Ralph Weidenmann vom Bürgerprotest fühlte sich von den beiden Gesprächspartnern zeitweise offenkundig zu wenig ernst genommen. Mehrmals versuchte er, den Südstart geradeaus ins Spiel zu bringen, blitzte damit jedoch ab. Schliesslich sagte Walker Späh, dass dieser nicht der Flughafenpolitik entspreche, worauf viele im Publi­kum lachen mussten. Es gehe darum, möglichst wenige Leute zu beschallen, sagte Walker Späh weiter. Auch Conrad erinnerte an den demokratischen Prozess: Der Südstart sei nicht im Sachplan Infrastruktur der Luftfahrt (SIL) enthalten, rein betrieblich wäre er aber von Nutzen.
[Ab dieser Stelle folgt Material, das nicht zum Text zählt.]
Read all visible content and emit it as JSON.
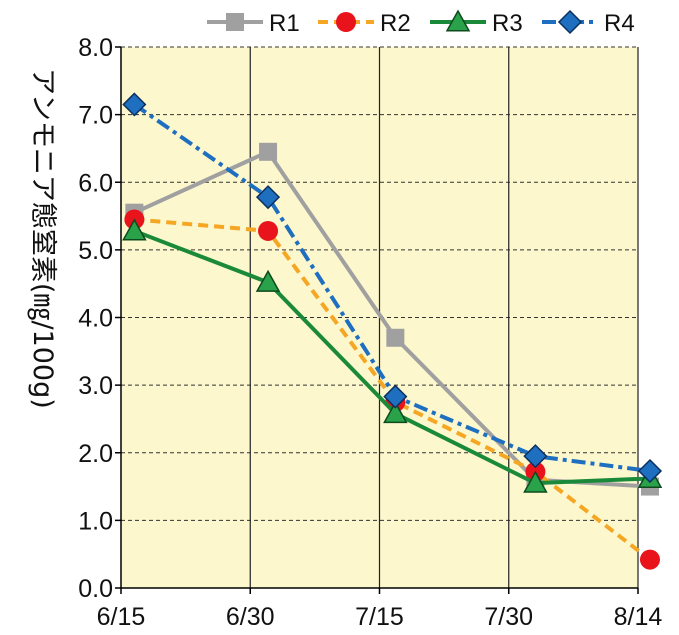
{
  "chart_data": {
    "type": "line",
    "x": [
      "6/15",
      "6/30",
      "7/15",
      "7/30",
      "8/14"
    ],
    "ylabel": "アンモニア態窒素(㎎/100g)",
    "ylim": [
      0,
      8
    ],
    "yticks": [
      "0.0",
      "1.0",
      "2.0",
      "3.0",
      "4.0",
      "5.0",
      "6.0",
      "7.0",
      "8.0"
    ],
    "grid": true,
    "legend_position": "top",
    "plot_background": "#fcf7cc",
    "series": [
      {
        "name": "R1",
        "color": "#a0a0a0",
        "marker": "square",
        "dash": "solid",
        "x": [
          0.05,
          1.1,
          2.1,
          3.2,
          4.1
        ],
        "values": [
          5.55,
          6.45,
          3.7,
          1.6,
          1.5
        ]
      },
      {
        "name": "R2",
        "color": "#f5a623",
        "marker": "circle",
        "dash": "dashed",
        "x": [
          0.05,
          1.1,
          2.1,
          3.2,
          4.1
        ],
        "values": [
          5.45,
          5.28,
          2.75,
          1.72,
          0.42
        ]
      },
      {
        "name": "R3",
        "color": "#1a8a3a",
        "marker": "triangle",
        "dash": "solid",
        "x": [
          0.05,
          1.1,
          2.1,
          3.2,
          4.1
        ],
        "values": [
          5.28,
          4.52,
          2.58,
          1.55,
          1.62
        ]
      },
      {
        "name": "R4",
        "color": "#1f6fc0",
        "marker": "diamond",
        "dash": "dashdot",
        "x": [
          0.05,
          1.1,
          2.1,
          3.2,
          4.1
        ],
        "values": [
          7.15,
          5.78,
          2.83,
          1.95,
          1.73
        ]
      }
    ]
  }
}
Diverse kritische Voten kamen im Anschluss aus dem Publi­kum. Ein Mann lud alle dazu ein, sich an einem Sonntagabend mal in seinem Garten den Fluglärm anzuhören. «Das ist unangenehm.» Ein anderer sprach sich gegen den Umsteigeverkehr in Zürich aus und ern­tete dafür lauten Applaus. Worauf Conrad erklärte, dass es diesen brauche, um Direktflüge aufzufüllen und somit zu ermöglichen. Walker Späh sagte dazu: «Der eine oder andere von ­Ihnen fliegt doch sicher auch – und ­will nicht immer in München um­steigen.» Hörbaren Widerspruch ­löste diese Aussage nicht aus.